Avukat Pekdinçer, suç duyurusunun Türk Ticaret Kanunu'nun 55. maddesindeki haksız rekabeti düzenleyen hükümleri çerçevesinde yapılabileceğini ifade ediyor. Hukukçu kanunun 55. maddesini  “Başkalarını veya onların mallarını, iş ürünlerini, fiyatlarını, faaliyetlerini veya ticari işlerini yanlış, yanıltıcı veya gereksiz yere incitici açıklamalarda bulunmak” şeklinde tanımlıyor. Avukat Pekdinçer, kovuşturma kararı için kuruma zarar vermek için beyanın kasten yapıldığının belirlenmesi ve kurumun zarara uğradığı ile ilgili delillerin sunulması gerektiğini söylüyor.

 Ancak Pekdinçer, yapılan beyanın haksız rekabet eylemi sayılabilmesi için 3 unsurun arandığını da söyledi. Pekdinçer, bu unsurları şöyle sıraladı:

1- Başkalarının iş ürünleri, faaliyetleri, ticari işleri veya fiyatlarına yönelik eylem bulunması

2-Bu eylemin haklılık ögesi içermemesi, yanlış veya yanıltıcı veya gereksiz yere incitici olması,

3-Eylemin çıkış noktası başlangıçta haklı görünse de bütün olarak amacı aşması, gereksiz biçimde incitici olması, failin kötüleme amacıyla davranması.

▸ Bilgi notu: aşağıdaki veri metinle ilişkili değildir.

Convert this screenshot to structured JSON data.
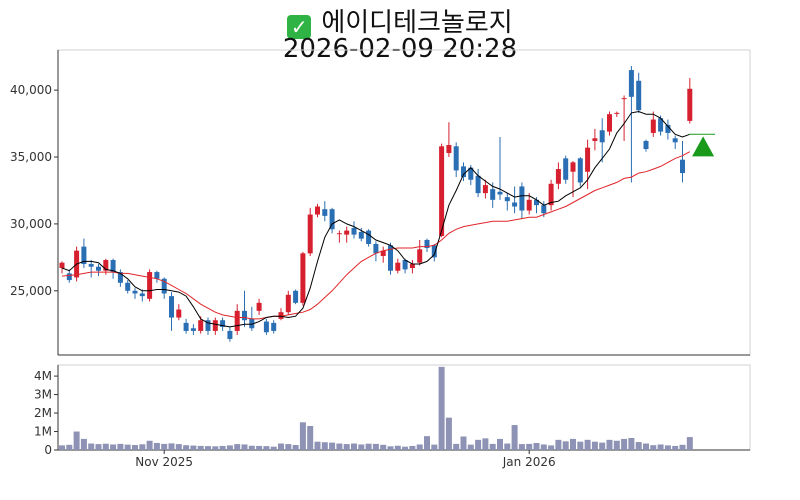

Pekdinçer "Haksız rekabet suçunu işlediklerinin delillerle sabit görülürse haklarında iddianame düzenlenmek suretiyle haklarında ceza davası açılır" diyor. Hukukçu, faillerin eylemlerinin kanunda tanımlanan haksız rekabet suçunu oluşturmaması halinde kovuşturmaya yer olmayacağı kararının çıkacağını söylüyor.

İFADE ÖZGÜRLÜĞÜ VURGUSU 

Öte yandan Pekdinçer, Anayasa'daki düşünceyi açıklama ve yayma hürriyeti maddesi ile dava açılan kişilerin de koruma altında olduğunu söylüyor.

"Mağdur derneğin itibarı kadar, bu kişilerin Anayasa’dan kaynaklanan düşünce ve düşünceyi açıklama özgürlüğünün sınırlarının da göz önünde tutulması gerekliliği büyük önem taşımaktadır" diyen Pekdinçer, açıklamaların ifade özgürlüğü kapsamında görülebileceğini de sözlerine ekliyor. Avukat Pekdinçer, dava açılan kişinin dava sonucu mağdur edilmesi sonucunda tazminat davası açabileceğini vurguluyor. 

TWEET AVCISI AJANSLAR

Görüş aldığımız diğer hukukçular oluşan maddi zararı karşılanması için dava açan kurumların yanı sıra; her davada ve basında yer alma çabasının, bazı kişi veya kurumlar için reklam imkânı yaratabildiğini ifade ediliyor.

Ayrıca avukatlar bir konuya da dikkat çekiyorlar. Kötü niyetli bazı kişiler, karşı tarafı mahkeme ile tehdit edip korkutarak para kopartmaya çalışabiliyor. Bu kişiler, sosyal medyada bir ajans gibi çalışarak bu tarz eleştirel tweetleri tespit ediyorlar. Kendilerine hakaret edilene ulaşarak onlara avukat sağlama ve mahkeme tehdidi ile yüklü para koparma vaadi ile hakaret edilen kişi/kurumları ikna edebiliyorlar.